If you have any questions after reading through everything, please be sure to ask!

Glad you decided to join us and looking forward to seeing you around the forums.

:wave:*


----------



## StarlingWings (Mar 15, 2013)

Hi Noah and :welcome: to the forums! 

I agree, two weeks is the recommended time period to let a new bird settle in before beginning taming and bonding sessions :thumbsup: 

I'd say that Enoch most likely will do just fine if you proceed slowly and at his pace to begin to go through the taming and bonding process. 

Around here, you'll find lots of tips about how to make the bond between you and Enoch the best it can be! Check out the "stickies" (threads "stuck" to the top of each subforum) and budgie articles we have throughout the forums, especially the Taming and Bonding section!

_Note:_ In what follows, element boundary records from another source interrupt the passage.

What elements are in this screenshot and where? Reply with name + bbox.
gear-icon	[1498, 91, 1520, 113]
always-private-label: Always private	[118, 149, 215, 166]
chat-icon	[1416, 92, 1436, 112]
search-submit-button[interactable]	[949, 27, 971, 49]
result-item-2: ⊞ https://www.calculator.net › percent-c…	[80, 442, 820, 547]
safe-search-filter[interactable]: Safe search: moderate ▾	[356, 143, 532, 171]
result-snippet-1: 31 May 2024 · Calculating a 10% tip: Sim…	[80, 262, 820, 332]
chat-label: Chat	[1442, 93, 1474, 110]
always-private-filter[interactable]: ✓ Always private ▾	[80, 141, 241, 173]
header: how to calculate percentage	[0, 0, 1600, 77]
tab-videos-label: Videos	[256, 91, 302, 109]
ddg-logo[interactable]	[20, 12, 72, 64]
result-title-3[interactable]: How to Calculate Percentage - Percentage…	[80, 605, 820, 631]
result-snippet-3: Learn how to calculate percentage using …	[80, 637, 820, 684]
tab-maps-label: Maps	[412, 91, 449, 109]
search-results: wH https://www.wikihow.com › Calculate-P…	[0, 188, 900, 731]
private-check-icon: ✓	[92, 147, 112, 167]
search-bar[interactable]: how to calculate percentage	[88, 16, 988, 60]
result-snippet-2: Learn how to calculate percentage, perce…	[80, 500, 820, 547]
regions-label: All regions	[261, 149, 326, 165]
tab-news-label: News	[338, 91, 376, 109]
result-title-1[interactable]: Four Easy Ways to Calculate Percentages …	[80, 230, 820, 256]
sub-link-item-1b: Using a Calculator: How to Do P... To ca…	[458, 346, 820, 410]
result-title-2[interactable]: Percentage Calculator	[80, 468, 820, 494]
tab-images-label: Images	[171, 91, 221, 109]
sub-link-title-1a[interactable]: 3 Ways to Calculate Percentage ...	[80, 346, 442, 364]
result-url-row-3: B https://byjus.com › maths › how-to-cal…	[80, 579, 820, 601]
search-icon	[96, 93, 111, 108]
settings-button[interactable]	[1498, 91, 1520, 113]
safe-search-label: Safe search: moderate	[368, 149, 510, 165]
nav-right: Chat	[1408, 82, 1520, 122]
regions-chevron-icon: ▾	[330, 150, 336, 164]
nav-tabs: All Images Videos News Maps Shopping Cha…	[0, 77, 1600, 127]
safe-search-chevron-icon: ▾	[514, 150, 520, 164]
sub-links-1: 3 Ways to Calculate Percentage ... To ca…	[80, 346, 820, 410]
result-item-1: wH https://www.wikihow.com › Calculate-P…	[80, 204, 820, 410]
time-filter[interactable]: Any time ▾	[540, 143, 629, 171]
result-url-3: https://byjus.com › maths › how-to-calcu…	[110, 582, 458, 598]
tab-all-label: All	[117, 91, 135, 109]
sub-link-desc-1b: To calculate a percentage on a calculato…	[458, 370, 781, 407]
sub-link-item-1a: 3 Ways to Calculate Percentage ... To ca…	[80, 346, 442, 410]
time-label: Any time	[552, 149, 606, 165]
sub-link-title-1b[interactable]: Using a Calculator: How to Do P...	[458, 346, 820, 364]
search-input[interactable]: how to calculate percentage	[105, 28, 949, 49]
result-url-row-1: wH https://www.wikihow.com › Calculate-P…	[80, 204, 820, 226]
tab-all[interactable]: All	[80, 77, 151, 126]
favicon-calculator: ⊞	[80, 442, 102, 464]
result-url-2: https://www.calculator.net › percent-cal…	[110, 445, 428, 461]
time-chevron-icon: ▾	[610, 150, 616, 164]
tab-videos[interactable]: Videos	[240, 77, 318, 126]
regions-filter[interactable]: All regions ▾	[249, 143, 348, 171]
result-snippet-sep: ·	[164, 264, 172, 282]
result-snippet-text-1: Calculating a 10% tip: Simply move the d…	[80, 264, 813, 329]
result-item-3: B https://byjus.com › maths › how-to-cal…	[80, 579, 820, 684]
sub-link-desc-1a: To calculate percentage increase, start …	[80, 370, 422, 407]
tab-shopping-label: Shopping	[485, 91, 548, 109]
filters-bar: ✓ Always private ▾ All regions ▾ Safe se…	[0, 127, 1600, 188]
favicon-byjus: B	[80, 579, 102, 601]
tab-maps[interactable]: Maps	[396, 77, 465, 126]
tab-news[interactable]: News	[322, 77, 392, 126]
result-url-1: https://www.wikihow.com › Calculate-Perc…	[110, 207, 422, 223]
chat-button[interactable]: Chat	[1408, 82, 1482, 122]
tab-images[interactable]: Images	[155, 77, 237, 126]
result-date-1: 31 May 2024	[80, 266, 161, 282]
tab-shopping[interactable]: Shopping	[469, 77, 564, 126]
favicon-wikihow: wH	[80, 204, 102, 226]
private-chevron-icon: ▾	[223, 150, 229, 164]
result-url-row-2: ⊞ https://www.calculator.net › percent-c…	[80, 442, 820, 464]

The links provided above will help you to get started, too. 

If you have any questions after reading though everything, be sure to ask as we'd love to help! 

Hope to see you and darling Enoch around the forums! :wave:


----------



## Nyctoyo (Jan 5, 2017)

_My new budgie, Midori is the complete opposite of my other, Enoch. Enoch has a nervous personality so it's hard for me to tame and bond with him. Midori is the definition of calm, literally. I've only had her for 3 days and she already stands on my finger, eats out my hand, lets me rub her, and stands on my shoulder. I know half of the reason behind the way she acts is because she has a more relaxed personality but is it also because she's more mature, or has had more human interaction? I like to believe it's also because I made good eye contact with her the moment I laid eyes on the baby girl because I deserve to flatter myself, right? I've had Enoch for almost 6 months and he still moves from my hand, won't step up, and won't let me rub him; he does eat out my hand, though. I'm hoping that since he sees how well she gets along with me that he'll realize I'm not so scary. Anyone had similar experience, any suggestions?_


----------



## FaeryBee (May 9, 2011)

*Every budgie is unique so each may respond differently to particular circumstance.

Please read the information in the stickies as most basic questions have already been answered there.
The resources are available on the forum if you take the time to read them. 

http://talkbudgies.com/taming-bonding/237105-using-positive-reinforcement-training.html*


----------